Bois et Placages de Lopola (BPL): 199,900 ha
Congolaise Industrielle des bois (CIB): 1,150,516 ha
Cristal: 213,200 ha
ESBO: 163,466 ha
Industrie de Transformation des bois de Likoula (ITBL): 422,195 ha
Likouala Timber: 525,500 ha
Mokabi SA: 370,500 ha
Société Congolaise Arabe Libyenne (SOCALIB): 448,000 ha
Société Industrielle Forestière de Ouesso (IFO): 1,131,600 ha
Thanry-Congo: 461,295 ha.

Companies are also investing in increased logging activities in the south. For example, the Portuguese company FORALAC recently reported an investment of eight billion F CFA (USD 11.4 million) and the creation of 500 jobs in its concessions. In addition to established European companies, Oriental companies are also now investing in Congo Brazzaville. For example, the Chinese company Man Fai Tai recently bought logging machinery and equipment from the Malaysian company Innovest. On January 18, 2002 Innovest announced that they entered into an agreement with Man Fai Tai Congo Ltd S.A.R.L to sell machines and equipment that were purchased in 1997 for the logging concessions in the Democratic Republic of Congo (ex-Zaire) and the Republic of Congo. Man Fai Tai has three logging concessions in the south of Congo Brazzaville.

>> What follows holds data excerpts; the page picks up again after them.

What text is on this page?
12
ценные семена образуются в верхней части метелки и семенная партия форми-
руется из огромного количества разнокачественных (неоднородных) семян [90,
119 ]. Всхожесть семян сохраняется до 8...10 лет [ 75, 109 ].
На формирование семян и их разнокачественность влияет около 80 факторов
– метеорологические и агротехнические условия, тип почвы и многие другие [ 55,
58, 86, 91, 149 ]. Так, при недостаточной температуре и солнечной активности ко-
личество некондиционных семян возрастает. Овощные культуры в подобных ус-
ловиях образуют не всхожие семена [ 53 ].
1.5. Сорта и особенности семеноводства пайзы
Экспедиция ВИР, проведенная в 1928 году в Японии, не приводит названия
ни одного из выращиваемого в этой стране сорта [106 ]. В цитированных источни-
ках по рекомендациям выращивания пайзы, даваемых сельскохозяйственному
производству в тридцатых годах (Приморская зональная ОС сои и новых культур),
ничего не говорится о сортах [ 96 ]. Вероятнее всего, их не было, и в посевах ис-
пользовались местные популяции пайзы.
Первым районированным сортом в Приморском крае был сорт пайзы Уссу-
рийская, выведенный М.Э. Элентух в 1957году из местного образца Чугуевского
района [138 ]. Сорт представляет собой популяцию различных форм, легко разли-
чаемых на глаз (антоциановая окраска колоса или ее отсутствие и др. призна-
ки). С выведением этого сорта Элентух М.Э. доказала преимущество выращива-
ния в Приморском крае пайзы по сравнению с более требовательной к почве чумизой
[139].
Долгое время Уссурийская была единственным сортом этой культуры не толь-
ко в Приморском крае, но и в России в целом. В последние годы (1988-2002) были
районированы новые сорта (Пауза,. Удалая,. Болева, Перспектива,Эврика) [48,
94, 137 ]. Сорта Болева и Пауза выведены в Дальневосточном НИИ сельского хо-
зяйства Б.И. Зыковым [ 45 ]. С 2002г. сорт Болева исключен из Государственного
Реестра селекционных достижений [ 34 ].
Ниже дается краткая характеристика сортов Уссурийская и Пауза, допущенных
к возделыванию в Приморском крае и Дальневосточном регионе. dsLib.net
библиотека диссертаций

As a result of the expansion of forestry activities, Congo Brazzaville is emerging as an important supplier of tropical timber to Europe; and Germany, for example, has increased its imports of timber from this country. Species exported from Congo Brazzaville include Sapelli and Sipo. The commencement of logging in the north has also provided the impetus to build new roads linking with Cameroon and the Central African Republic, and all timber from the northern regions is exported via Douala in Cameroon, making it difficult to estimate exactly how much timber is being exported from Congo Brazzaville.

At a meeting in Paris in March 2002, Henri Djombo, the Congolese forestry minister recognised that illegal logging was occurring in tropical Africa. He further stated that in order to fight illegal logging and introduce sustainable forest practises, democratisation must be encouraged, and funding must be made available to tackle the problem. He cited his country as an example of how lack of access to resources results in weak government control of the forestry sector. Djombo explained that the government of Congo Brazzaville only has 300 agents and foresters, when at least 2000 are required to do the job.

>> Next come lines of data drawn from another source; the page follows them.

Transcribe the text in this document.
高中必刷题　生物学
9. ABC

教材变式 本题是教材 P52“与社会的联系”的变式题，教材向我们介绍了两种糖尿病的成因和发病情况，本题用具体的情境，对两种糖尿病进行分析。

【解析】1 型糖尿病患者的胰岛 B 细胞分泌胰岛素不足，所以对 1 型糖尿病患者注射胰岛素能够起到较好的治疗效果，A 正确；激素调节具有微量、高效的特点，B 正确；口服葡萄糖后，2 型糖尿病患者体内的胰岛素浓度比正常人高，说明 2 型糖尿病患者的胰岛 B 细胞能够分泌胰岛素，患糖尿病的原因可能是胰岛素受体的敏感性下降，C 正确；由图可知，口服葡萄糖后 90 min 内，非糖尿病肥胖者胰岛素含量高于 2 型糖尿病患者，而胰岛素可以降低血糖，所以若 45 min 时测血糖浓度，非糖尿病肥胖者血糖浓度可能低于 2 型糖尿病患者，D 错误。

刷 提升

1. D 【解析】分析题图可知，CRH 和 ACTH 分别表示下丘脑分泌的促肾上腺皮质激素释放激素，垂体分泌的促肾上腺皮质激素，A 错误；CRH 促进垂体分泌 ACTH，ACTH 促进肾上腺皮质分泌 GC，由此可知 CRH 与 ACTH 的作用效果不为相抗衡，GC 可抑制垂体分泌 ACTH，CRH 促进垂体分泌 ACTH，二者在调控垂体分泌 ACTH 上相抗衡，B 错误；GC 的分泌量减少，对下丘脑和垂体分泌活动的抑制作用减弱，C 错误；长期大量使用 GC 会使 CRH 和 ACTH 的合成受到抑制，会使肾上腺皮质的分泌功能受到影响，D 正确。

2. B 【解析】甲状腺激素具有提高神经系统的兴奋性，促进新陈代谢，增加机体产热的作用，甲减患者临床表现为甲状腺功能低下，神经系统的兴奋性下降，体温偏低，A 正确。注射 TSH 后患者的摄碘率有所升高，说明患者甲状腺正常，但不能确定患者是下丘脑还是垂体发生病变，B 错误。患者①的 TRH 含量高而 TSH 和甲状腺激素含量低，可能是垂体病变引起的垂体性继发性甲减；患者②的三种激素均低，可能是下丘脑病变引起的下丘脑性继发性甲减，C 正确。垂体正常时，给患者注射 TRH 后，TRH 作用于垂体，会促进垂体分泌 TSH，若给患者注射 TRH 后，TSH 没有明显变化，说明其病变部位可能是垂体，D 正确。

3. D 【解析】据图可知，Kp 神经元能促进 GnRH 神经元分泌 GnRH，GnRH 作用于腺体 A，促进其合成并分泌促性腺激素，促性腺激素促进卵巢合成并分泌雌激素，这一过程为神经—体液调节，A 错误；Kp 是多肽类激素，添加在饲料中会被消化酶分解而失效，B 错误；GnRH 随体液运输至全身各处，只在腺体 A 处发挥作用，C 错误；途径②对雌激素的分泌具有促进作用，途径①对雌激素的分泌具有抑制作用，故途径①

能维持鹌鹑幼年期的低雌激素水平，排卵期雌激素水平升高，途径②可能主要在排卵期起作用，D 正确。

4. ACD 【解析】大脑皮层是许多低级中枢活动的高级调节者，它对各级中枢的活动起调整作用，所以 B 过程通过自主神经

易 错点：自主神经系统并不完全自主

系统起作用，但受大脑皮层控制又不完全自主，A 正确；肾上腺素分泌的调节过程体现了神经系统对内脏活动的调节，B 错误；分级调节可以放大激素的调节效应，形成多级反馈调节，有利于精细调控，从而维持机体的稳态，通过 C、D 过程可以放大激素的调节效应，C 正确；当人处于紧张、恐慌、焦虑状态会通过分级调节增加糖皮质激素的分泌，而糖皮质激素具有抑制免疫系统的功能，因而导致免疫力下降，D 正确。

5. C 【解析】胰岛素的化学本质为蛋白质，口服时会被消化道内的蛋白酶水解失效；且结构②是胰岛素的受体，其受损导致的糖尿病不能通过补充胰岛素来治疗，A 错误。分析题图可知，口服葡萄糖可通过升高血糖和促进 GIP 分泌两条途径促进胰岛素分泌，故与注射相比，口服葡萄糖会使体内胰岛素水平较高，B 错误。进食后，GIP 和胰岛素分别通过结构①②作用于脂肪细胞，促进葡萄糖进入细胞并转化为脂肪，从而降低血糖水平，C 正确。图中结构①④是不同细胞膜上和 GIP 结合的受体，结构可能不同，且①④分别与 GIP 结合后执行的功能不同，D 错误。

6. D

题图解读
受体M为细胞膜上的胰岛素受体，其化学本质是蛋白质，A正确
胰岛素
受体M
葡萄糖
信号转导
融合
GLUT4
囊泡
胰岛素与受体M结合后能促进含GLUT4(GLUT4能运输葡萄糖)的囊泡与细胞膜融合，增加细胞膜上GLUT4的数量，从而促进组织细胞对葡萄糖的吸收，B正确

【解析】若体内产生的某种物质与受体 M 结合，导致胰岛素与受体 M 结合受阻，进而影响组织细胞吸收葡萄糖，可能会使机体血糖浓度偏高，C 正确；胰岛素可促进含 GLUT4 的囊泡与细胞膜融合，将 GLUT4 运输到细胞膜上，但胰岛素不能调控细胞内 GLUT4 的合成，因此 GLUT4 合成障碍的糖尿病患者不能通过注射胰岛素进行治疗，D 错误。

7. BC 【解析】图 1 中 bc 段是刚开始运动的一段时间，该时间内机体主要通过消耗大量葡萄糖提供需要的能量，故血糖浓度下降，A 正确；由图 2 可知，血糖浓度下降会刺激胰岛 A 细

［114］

In conclusion, the situation is changing rapidly in Congo Brazzaville, and export of timber is up from the low caused by the civil war. The government is actively pursuing an export oriented economic strategy, and aim to double, or even triple log production. At the same time as concessions are being granted and companies are starting their operations, the Minister responsible for the forests has recognised that illegal logging is taking place, and that the government are lacking human resources to effectively oversee the industry.